The mission is currently in the process of gathering together the team of people who are laying the foundation for this rich patrimony within the Catholic Church to be able to serve generations to come. Like the beginning of most Catholic missions, St. James is currently meeting in a temporary space which is rented on Sunday mornings, while gathering people and funds to be able to purchase land and build a permanent Church. This process takes time, but the mission has been experiencing steady growth in Jacksonville and in the Lord’s perfect timing, the plan is to build a traditional English style gothic church in style similar to Our Lady of Walsingham, one of the more developed Ordinariate parishes.

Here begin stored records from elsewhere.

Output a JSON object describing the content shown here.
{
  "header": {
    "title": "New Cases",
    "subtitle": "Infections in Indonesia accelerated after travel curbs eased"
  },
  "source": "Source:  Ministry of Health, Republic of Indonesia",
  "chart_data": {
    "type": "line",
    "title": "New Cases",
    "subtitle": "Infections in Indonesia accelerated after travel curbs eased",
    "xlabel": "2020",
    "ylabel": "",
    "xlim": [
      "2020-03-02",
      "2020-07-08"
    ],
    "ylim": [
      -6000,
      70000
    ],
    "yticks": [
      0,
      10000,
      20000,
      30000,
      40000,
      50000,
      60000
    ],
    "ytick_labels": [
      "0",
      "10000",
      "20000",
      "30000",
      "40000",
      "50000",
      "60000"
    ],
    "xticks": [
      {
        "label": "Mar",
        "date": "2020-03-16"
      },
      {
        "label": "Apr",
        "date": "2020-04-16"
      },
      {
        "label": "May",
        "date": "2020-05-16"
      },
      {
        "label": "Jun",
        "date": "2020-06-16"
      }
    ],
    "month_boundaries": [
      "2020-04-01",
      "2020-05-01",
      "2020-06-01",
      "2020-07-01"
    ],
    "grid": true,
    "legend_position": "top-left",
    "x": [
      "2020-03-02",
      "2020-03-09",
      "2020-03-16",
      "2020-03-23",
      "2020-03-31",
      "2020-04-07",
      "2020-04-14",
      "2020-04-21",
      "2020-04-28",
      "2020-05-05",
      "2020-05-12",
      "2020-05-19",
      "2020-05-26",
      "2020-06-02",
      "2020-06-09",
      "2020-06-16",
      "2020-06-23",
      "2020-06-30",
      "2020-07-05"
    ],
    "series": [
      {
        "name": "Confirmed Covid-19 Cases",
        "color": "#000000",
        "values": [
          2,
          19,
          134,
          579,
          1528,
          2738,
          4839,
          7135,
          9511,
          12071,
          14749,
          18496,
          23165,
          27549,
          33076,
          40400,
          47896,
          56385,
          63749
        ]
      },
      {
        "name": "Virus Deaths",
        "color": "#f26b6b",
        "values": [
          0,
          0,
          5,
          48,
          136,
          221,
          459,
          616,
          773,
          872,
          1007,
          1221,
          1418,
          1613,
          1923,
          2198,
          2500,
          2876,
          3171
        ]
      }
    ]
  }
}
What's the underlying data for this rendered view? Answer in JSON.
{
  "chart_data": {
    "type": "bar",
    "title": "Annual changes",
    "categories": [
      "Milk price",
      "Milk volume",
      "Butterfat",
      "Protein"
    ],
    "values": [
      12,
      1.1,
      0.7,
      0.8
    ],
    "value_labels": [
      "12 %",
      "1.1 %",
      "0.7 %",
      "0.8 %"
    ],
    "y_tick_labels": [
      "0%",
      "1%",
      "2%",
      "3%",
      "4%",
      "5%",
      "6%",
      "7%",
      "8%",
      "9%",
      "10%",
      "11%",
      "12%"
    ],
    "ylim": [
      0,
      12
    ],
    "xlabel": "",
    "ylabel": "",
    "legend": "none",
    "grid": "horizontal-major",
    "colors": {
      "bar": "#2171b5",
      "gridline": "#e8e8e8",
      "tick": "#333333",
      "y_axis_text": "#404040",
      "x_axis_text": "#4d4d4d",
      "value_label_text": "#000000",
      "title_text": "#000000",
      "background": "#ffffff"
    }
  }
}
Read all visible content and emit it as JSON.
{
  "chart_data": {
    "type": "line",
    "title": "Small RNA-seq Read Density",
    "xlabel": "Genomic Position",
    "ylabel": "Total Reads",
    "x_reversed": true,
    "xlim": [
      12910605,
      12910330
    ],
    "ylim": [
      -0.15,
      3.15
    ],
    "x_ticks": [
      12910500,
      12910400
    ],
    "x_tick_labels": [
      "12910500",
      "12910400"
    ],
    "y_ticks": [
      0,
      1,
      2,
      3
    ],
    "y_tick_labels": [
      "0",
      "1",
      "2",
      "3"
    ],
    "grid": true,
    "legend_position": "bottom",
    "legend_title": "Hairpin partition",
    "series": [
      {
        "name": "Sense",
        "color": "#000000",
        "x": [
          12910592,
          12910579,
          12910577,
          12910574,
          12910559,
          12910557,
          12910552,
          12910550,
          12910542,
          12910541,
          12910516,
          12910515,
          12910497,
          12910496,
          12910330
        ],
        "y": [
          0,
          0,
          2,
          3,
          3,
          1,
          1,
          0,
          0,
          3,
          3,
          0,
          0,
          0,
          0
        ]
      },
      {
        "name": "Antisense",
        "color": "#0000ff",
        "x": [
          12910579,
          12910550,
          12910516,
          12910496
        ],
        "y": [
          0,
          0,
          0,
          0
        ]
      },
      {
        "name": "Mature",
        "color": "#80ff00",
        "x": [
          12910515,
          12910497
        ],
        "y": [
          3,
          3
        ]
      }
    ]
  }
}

The next step for St. James, prior to a land purchase and permanent building, is to move into a leased space, which would allow for a fuller offering of services to be provided to the people of Jacksonville: daily Mass, a place where anyone can come and pray with our Lord in the Blessed Sacrament day or night, more room for our burgeoning children’s ministry, space for classes and meetings and gatherings. To move into a leased space, we need to continue moving toward having an average Sunday attendance closer to 100, which would allow for the necessary financial support.